Akan tetapi ternyata masih seeorang laki-laki muda yang dengan langkah tegap dan tenang menghampiri panggung, kemudian dengan gerakan lambat melompat naik. Ketika kedua buah kakinya menginjak panggung, Lu Sian merasa tergetar kedua telapak kakinya, tanda bahwa yang datang ini memiliki lweekang yang cukup hebat. Ia menjadi tertarik, akan tetapi ketika mengangkat muka memandang, ia merasa kecewa.
Laki-laki ini sikapnya gagah dan pakaiannya sederhana. Mukanya membayangkan kerendahan hati dan kejujuran, namun sama sekali tidak tampan. Matanya lebar dan alisnya bersambung, sedangkan hidungnya terlalu pesek!
"Saya yang bodoh Lie Kung dari pegunungan Tai-liang.
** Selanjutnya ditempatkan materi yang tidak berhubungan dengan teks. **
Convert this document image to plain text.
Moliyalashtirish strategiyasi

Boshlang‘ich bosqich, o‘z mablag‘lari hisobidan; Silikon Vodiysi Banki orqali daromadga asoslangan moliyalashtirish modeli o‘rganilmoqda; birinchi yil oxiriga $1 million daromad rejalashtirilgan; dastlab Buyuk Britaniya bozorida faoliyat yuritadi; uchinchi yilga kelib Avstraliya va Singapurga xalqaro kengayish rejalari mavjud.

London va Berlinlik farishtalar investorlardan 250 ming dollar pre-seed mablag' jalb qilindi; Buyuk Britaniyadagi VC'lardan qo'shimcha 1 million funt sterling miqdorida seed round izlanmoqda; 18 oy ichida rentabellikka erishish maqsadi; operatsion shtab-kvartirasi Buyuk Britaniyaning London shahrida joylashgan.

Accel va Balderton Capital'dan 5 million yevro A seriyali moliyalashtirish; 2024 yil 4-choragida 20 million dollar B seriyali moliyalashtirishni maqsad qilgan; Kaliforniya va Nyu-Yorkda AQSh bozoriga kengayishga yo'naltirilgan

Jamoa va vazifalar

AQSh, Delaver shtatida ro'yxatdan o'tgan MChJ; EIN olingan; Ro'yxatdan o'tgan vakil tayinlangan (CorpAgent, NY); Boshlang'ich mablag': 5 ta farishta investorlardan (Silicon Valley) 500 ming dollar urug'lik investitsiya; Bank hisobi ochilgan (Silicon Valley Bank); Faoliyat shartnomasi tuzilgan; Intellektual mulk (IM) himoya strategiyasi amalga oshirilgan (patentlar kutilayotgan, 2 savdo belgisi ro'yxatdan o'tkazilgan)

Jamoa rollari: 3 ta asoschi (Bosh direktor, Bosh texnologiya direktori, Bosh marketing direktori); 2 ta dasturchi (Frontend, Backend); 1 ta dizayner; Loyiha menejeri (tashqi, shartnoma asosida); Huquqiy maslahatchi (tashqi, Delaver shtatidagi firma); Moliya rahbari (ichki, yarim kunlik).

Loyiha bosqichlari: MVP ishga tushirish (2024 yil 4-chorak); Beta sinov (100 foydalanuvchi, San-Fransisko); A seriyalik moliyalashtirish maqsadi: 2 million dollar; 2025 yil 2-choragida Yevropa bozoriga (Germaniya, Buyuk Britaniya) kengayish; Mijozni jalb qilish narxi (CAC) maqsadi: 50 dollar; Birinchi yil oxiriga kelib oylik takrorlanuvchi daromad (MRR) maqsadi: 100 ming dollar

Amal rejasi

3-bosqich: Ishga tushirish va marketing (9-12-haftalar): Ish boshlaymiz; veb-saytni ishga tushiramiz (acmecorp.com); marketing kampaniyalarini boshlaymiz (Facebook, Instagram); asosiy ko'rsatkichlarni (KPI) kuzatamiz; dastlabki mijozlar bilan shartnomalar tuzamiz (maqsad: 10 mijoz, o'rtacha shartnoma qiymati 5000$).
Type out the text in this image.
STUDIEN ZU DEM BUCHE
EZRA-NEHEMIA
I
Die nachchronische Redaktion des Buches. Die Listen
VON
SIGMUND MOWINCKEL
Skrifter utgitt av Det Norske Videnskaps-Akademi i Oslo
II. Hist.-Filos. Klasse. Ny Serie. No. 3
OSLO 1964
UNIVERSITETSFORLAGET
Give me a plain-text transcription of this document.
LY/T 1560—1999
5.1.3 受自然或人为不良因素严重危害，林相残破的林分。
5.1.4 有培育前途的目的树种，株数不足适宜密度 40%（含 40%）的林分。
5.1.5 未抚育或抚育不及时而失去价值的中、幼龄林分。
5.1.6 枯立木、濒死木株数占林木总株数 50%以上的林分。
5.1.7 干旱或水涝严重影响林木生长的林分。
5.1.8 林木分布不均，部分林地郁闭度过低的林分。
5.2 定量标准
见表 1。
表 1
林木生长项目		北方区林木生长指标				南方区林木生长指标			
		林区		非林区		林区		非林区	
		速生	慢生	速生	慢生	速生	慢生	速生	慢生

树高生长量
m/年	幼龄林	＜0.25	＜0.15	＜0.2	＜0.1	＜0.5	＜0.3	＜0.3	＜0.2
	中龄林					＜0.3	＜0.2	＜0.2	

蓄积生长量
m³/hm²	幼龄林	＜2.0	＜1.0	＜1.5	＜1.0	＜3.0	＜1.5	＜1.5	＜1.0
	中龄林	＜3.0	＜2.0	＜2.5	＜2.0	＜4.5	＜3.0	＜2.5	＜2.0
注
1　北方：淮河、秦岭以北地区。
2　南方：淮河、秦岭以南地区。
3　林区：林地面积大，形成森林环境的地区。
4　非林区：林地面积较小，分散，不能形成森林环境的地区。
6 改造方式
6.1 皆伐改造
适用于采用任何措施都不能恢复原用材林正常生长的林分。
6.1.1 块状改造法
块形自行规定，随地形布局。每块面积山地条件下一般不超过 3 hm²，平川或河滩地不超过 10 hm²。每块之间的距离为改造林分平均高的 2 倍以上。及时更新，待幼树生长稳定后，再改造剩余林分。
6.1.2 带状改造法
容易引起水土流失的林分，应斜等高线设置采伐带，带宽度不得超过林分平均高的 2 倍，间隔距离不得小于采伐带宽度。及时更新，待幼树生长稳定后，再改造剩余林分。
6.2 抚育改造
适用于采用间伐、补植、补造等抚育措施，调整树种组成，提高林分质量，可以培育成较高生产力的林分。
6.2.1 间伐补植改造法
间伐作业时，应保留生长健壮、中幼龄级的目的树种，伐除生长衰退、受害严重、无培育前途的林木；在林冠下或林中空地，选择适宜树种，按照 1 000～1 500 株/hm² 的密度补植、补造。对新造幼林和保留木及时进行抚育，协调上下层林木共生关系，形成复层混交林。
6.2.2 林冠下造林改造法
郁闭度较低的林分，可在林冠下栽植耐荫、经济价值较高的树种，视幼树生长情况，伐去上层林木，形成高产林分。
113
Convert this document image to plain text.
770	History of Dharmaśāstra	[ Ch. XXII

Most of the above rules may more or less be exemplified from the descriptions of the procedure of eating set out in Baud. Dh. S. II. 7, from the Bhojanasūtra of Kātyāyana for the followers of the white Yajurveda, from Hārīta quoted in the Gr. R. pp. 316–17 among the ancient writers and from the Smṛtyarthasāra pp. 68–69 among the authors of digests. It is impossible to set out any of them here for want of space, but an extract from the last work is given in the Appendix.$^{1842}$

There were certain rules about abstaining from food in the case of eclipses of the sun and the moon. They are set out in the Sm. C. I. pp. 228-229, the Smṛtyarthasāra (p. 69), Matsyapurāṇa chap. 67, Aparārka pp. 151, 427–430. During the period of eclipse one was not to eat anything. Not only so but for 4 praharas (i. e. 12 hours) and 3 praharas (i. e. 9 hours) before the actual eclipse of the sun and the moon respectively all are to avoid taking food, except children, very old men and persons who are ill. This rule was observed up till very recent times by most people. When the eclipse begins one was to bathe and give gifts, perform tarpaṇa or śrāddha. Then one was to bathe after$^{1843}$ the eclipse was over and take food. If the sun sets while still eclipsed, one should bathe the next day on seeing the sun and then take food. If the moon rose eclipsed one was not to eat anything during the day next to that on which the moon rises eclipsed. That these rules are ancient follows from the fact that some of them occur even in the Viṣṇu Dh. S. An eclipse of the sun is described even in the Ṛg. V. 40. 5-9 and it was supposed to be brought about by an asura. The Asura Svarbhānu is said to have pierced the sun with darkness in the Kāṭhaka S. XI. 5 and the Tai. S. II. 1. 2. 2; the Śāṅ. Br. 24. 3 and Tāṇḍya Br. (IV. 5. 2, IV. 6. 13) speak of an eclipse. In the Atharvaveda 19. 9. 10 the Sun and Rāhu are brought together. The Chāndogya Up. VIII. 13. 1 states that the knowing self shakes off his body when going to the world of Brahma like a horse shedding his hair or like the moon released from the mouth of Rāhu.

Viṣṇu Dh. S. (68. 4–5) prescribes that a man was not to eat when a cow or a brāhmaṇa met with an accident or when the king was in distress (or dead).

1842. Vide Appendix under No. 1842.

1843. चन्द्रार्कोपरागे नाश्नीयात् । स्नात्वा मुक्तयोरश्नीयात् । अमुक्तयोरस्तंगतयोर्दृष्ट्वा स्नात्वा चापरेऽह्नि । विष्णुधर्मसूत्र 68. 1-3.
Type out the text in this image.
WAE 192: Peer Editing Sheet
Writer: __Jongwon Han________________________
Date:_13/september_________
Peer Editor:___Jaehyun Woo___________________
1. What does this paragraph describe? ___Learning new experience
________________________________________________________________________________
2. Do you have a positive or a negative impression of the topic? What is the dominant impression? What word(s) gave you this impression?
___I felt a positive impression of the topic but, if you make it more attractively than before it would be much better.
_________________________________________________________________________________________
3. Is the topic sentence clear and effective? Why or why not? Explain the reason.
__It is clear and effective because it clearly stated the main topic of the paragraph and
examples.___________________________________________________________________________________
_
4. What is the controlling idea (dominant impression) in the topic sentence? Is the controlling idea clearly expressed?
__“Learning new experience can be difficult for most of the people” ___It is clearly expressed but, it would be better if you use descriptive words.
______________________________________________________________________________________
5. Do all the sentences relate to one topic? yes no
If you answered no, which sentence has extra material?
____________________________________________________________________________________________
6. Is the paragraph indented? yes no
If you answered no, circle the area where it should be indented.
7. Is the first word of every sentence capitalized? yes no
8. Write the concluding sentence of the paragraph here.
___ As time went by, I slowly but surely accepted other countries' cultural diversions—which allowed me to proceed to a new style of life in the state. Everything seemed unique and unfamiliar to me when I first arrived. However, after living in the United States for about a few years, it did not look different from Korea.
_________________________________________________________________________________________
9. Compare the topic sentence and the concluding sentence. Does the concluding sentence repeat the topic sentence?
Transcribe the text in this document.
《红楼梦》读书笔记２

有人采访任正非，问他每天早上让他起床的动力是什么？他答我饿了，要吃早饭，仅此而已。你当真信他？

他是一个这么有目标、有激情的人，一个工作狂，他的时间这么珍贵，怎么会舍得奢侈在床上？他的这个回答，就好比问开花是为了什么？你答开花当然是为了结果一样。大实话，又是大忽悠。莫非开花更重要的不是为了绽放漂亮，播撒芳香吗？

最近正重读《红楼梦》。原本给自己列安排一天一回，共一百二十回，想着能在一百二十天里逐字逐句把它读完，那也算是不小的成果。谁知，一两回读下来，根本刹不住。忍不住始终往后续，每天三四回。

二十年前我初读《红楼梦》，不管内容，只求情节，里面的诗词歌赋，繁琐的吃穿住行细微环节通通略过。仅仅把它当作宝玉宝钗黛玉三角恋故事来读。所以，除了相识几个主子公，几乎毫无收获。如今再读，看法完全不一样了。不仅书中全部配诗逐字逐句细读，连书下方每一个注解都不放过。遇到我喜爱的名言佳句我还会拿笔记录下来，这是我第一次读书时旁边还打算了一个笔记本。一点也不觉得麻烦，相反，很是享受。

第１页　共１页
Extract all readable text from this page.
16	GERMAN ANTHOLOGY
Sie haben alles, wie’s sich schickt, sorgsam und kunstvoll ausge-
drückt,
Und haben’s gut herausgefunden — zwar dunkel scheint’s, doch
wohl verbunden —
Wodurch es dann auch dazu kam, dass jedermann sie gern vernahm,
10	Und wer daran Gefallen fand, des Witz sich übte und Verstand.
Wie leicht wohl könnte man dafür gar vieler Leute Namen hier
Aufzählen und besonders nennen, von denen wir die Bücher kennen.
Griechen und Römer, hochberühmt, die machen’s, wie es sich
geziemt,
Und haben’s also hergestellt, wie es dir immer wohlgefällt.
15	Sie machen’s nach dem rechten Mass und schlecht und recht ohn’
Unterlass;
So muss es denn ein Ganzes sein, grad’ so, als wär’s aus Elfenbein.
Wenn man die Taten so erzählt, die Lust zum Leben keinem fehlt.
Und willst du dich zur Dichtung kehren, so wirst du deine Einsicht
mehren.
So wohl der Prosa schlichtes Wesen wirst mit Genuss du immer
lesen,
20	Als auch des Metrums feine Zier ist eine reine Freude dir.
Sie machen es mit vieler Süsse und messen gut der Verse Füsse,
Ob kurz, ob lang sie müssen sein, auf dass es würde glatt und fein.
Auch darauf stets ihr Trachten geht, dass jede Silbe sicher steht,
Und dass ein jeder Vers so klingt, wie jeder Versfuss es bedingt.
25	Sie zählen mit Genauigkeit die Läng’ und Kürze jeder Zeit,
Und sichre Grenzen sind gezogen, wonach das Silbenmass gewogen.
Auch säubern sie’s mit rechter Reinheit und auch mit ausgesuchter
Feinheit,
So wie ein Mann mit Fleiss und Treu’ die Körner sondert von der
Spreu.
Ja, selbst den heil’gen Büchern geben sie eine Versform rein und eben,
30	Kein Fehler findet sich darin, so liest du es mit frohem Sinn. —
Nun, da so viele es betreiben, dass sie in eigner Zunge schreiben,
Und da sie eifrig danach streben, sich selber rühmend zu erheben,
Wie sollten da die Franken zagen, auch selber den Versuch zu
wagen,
Sebetulnya saya tidak ada harga untuk memasuki sayembara, akan tetapi karena sudah sampai di sini dan saya amat tertarik dan kagum menyaksikan kehebatan ilmu silat Nona, perkenankanlah saya memperlihatkan kebodohan sendiri." Kata-katanya merendah akan tetapi jujur dan sederhana.
Lu Sian tersenyum mengejek. "Siapa pun juga boleh saja mencoba kepandaian karena memang saat ini merupakan kesempatan. Nah, silakan saudara Lie maju!"
"Nona menjadi nona rumah dan seorang wanita, saya merasa sungkan untuk membuka serangan," jawab Lie Kung.
"Hemm, kalau begitu sambutlah ini!"
Secara tiba-tiba Liu Lu Sian menyerang, pukulannya amat cepat, gerakannya indah akan tetapi bersifat ganas karena pukulan itu mengarah bagian berbahaya di pusar, merupakan serangan maut! Lie Kung berseru keras dan kaget. Tak disangkanya nona yang demikian cantiknya begini ganas gerakannya. Maka cepat ia melompat mundur dan mengibaskan tangan, lalu menangkis dengan kecepatan penuh.
Lu Sian tidak sudi beradu lengan. Ia menarik kembali tangannya dan menyusul dengan pukulan tangan miring dari samping mengarah lambung. Sungguh merupakan terjangan maut yang amat berbahaya. Lie Kung ternyata gesit sekali karena dengan jungkir balik ia segera dapat menyelamatkan diri!
Tepuk tangan menyambut gerakan ini karena sekarang para tamu merasa mendapat suguhan yang menarik, tidak seperti tadi di mana tiga orang pemuda sama sekali tidak dapat mengimbangi permainan Liu Lu Sian yang gesit. Pemuda pesek ini benar-benar cepat gerakannya, walau pun tampaknya lambat dan tenang.
Setelah diserang selama lima jurus dengan hanya mengelak, mulailah Liu Lu Sian mengembangkan gerakannya untuk balas menyerang. Telah ia duga bahwa pemuda ini merupakan seorang ahli lweekang, dan ternyata benar. Pukulan pemuda ini berat dan antep, hanya sayangnya pemuda ini berlaku sungkan-sungkan, buktinya yang diserang hanya bagian-bagian yang tidak berbahaya.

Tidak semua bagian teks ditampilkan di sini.